Usually fund pickers never like anything with less than a three year track record. Unusually, Bambos will invest in funds with zero track record – if he trusts the manager. “We have seeded more than 10 funds. For example, we owned Threadneedle US Select which was run by a team of eight but seven resigned.
“They went to Artemis, where we became 100 per cent owners from day one. In their first year they outperformed the index by 5 per cent, in a market, the US, that is about the most efficient in the world.”
Current asset allocation across MyFolio reflects Bambos’ belief that Trump, whatever you think of his politics, is good for US equities.
“Since Trump’s victory we have been adding to risk, predominantly through equities. We also like European and Japanese equities.” He adds that these are not massive conviction bets, saying he has some concerns about elevated valuations and Trump-inspired trade conflicts.

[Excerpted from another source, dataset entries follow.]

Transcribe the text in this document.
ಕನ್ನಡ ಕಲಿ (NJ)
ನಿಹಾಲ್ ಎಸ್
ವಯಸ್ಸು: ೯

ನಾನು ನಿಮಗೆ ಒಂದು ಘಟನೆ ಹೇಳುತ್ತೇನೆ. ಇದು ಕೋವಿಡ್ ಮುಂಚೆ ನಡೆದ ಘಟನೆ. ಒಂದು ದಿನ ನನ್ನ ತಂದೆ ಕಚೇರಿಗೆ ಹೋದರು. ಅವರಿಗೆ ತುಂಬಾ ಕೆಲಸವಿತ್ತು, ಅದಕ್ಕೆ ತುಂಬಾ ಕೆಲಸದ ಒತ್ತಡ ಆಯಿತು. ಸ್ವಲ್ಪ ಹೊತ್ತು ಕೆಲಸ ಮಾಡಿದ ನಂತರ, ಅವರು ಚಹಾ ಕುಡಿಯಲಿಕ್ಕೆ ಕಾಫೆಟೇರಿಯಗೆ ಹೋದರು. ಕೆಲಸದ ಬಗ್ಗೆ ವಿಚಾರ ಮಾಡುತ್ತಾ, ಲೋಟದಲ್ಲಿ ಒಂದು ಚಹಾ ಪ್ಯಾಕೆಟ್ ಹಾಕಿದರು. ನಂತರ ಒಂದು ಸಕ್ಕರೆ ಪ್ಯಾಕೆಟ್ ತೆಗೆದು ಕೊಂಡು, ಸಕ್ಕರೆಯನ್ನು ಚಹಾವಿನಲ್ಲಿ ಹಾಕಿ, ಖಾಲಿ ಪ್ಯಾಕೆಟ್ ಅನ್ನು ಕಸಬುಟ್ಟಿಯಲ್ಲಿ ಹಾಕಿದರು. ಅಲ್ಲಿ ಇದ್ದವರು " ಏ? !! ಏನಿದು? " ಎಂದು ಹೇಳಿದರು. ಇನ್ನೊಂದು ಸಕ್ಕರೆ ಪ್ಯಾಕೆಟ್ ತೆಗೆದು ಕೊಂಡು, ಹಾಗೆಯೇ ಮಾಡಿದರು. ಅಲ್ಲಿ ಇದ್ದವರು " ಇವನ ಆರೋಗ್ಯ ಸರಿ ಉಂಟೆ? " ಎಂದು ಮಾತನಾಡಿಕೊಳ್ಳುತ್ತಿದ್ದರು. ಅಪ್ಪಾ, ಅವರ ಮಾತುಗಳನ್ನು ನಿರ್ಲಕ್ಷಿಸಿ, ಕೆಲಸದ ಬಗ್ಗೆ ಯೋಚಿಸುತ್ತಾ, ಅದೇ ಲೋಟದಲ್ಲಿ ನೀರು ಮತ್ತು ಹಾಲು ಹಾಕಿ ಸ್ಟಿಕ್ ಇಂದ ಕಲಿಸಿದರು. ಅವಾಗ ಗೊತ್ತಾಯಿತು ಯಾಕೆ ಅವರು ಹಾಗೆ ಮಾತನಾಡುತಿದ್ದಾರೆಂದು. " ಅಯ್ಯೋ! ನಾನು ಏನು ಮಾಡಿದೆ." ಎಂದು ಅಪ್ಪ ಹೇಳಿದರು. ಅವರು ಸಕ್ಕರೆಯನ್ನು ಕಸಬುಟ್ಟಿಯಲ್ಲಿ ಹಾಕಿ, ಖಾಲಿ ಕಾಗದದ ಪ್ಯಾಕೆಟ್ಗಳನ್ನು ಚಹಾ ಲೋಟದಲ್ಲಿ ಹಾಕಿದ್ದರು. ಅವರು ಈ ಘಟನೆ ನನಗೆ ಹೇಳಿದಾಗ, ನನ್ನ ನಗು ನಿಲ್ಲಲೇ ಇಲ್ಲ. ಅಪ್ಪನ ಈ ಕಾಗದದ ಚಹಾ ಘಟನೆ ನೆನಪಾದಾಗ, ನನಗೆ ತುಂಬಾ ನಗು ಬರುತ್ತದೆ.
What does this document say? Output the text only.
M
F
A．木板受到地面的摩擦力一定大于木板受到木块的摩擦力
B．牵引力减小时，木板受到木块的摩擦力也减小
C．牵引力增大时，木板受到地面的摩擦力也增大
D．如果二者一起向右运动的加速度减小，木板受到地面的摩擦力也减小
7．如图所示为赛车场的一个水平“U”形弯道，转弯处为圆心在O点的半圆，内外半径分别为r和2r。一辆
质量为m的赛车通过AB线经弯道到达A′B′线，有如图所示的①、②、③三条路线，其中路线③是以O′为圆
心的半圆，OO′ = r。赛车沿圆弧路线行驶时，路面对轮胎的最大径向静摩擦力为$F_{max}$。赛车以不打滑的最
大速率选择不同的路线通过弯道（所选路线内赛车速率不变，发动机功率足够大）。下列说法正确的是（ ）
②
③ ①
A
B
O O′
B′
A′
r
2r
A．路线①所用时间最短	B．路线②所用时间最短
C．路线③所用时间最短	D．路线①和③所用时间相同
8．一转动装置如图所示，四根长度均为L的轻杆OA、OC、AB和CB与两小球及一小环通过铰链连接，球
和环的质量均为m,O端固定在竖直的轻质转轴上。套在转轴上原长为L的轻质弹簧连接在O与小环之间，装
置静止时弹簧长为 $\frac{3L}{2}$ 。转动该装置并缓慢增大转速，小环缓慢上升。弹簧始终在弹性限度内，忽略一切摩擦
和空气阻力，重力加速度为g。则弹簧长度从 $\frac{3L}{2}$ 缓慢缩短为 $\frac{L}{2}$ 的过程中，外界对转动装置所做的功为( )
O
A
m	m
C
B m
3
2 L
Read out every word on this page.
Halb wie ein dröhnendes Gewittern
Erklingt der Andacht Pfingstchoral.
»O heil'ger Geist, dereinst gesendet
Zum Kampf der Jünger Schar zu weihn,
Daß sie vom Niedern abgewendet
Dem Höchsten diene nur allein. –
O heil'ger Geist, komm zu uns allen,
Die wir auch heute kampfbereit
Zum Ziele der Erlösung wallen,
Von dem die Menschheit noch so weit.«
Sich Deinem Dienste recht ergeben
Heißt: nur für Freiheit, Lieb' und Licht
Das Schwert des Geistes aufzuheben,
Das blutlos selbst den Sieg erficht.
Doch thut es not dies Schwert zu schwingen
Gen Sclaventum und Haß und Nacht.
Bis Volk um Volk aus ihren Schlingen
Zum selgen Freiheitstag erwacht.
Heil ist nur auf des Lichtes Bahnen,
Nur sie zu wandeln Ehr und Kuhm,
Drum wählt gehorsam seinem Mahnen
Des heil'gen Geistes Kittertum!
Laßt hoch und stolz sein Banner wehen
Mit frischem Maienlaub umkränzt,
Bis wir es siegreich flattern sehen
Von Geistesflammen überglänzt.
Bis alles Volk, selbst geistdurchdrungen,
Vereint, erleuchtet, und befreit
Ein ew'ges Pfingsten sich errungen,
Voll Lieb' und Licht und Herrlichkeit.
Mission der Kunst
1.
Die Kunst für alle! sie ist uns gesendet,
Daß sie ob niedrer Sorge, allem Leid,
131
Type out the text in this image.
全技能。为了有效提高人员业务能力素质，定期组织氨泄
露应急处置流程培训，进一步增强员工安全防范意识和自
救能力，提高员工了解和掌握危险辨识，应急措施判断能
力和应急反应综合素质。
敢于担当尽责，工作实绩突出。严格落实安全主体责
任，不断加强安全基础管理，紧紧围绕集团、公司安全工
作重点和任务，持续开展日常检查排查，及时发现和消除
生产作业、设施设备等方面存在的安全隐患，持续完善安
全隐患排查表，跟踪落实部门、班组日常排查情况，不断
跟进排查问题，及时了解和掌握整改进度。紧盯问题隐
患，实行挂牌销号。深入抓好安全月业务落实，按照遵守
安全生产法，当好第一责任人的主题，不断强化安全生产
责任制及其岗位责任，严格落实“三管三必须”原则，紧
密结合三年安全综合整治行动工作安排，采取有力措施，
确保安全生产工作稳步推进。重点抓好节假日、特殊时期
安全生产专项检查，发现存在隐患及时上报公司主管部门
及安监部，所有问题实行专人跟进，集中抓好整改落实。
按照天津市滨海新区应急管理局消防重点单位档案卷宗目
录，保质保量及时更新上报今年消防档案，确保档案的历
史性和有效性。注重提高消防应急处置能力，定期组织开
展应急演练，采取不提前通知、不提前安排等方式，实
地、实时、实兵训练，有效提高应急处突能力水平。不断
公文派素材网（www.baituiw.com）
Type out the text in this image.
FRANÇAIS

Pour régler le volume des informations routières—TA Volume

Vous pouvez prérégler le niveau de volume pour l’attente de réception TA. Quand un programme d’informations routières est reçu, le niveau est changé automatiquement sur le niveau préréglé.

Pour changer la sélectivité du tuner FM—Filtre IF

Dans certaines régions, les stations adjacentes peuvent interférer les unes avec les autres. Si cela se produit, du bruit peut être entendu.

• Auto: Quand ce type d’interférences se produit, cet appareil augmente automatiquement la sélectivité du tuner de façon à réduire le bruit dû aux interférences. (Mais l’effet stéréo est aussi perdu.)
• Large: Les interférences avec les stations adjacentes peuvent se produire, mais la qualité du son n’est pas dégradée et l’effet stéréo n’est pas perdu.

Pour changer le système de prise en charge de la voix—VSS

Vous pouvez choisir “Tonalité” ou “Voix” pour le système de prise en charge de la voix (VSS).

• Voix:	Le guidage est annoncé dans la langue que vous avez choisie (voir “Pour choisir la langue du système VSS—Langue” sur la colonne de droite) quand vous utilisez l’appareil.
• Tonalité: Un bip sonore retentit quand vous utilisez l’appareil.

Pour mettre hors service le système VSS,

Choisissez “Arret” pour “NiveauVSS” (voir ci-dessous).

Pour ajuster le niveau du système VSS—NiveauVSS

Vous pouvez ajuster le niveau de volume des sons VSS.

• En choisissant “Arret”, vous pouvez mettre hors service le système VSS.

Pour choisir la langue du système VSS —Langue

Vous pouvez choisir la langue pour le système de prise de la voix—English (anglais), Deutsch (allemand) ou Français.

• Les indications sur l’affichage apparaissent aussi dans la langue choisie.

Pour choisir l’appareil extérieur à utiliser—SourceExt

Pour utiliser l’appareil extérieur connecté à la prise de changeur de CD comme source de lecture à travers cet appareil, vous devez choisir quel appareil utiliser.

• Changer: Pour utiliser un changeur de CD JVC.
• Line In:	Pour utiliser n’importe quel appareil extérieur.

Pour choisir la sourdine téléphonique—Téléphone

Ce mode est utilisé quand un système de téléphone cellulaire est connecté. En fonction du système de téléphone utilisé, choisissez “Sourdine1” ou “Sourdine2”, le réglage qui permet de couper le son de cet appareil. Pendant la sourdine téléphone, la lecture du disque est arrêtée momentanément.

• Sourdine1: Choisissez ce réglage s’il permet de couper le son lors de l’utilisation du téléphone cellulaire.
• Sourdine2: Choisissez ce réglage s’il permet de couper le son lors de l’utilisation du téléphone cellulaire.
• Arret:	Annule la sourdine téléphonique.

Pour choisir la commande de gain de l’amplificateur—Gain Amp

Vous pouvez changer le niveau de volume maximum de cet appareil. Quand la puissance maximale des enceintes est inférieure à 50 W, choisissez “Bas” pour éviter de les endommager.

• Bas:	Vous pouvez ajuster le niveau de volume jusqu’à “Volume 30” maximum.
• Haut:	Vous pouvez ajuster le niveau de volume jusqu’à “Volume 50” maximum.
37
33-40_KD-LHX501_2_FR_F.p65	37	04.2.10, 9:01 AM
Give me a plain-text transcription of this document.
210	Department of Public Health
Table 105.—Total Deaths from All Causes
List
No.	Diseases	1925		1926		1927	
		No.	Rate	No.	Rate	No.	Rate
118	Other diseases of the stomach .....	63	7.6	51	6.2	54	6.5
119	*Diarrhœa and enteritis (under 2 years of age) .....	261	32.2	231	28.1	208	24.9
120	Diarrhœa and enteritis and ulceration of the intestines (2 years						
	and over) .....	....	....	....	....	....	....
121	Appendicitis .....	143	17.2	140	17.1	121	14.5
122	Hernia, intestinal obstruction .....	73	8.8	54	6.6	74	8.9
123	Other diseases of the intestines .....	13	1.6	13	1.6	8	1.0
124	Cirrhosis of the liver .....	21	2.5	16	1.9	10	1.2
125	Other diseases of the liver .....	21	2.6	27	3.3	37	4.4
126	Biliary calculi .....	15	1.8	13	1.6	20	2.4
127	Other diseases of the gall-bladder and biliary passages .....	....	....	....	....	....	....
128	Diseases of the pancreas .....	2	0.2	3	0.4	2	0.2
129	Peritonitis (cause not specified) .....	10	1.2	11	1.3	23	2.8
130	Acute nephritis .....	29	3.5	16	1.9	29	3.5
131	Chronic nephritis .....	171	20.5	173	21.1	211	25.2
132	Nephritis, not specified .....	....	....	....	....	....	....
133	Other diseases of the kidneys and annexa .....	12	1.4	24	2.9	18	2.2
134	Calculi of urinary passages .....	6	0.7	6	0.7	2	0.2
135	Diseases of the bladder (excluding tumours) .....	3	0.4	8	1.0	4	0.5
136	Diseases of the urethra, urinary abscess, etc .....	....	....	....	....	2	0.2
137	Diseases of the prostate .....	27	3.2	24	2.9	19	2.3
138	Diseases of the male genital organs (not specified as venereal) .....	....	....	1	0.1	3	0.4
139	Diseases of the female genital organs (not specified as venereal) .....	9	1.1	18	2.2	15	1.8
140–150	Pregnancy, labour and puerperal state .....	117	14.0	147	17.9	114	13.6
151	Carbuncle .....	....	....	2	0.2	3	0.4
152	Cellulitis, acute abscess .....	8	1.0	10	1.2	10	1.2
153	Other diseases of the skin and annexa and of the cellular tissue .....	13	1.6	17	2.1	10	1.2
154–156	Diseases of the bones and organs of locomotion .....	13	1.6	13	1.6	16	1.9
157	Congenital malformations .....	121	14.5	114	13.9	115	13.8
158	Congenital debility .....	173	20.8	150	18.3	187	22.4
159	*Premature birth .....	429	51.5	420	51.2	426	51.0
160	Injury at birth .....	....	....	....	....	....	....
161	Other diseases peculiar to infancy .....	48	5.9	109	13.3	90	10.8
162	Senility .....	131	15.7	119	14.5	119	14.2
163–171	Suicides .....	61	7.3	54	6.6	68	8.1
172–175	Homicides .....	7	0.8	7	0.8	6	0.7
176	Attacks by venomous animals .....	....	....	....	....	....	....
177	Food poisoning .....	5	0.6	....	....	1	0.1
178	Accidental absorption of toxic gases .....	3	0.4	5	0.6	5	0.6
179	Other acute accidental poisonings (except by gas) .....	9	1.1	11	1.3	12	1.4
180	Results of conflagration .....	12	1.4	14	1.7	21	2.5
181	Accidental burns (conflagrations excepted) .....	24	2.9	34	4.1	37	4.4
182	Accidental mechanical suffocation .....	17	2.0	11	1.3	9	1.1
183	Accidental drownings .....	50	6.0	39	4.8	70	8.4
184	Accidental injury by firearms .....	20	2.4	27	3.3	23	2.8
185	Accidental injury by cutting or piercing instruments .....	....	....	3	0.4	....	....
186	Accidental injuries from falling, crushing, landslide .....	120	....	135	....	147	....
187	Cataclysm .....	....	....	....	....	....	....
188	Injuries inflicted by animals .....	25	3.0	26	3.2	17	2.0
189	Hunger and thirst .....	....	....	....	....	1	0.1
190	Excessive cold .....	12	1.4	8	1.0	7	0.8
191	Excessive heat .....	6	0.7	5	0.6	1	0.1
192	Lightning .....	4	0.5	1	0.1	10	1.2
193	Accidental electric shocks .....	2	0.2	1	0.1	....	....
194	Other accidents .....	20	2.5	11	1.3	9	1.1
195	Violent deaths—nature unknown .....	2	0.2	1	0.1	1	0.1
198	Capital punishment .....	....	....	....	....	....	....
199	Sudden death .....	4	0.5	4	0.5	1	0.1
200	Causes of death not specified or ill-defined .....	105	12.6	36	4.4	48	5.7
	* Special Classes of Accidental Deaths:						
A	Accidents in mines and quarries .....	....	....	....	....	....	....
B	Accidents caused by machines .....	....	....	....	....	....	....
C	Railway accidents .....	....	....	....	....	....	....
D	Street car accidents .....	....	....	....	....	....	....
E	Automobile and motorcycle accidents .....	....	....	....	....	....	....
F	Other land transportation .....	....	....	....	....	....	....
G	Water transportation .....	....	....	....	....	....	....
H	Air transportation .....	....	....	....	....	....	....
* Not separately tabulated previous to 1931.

“We see a stronger global economy and stronger corporate earnings. Looking at what Trump is saying on tax, spending and deregulation, we like cyclical stocks.”
“We have also been adding a lot more to European equities. Because of the French and Dutch elections, European equities have been under-owned and the euro has been weak. Italy, though, still has its problems.” In particular, he rates Invesco’s European Equity Income fund.
About the only major equity market where Bambos isn’t that confident is the UK. “We are underweight UK equities mainly because we see better opportunities elsewhere.”
So who is he selling? Sadly Bambos won’t criticise other funds in public.
Despite lots of prodding, he stays schtumm. If Bambos has a problem, it’s that he is just too nice.
Joining Legal & General in 1978 after graduating in mathematics from the University of London, Bambos Hambi started out in the actuarial department before moving to the investment division. After roles at Morgan Stanley Quilter and Friends Ivory Sime Hambi joined Rothschild in 2001 to head up the fund of fund desk. Along with his team he joined Gartmore in November 2003 to build up its’ multi-manager business, before joining Standard Life Investments in 2011.
25 Funds in the MyFolio range
£3bn Size of the MyFolio Managed III fund – the most popular in the range
12% Returns from the MyFolio Managed III fund over one year
130 Equity funds analysed by the MyFolio team
Bambos Hambi is in charge of more than £10bn compared to zero when MyFolio was launched in 2010. Despite protectionism and valuation concerns, Hambi argues Trump is good for US equities. He also favours Japan and Europe, pointing out the UK is the one major market he lacks confidence in.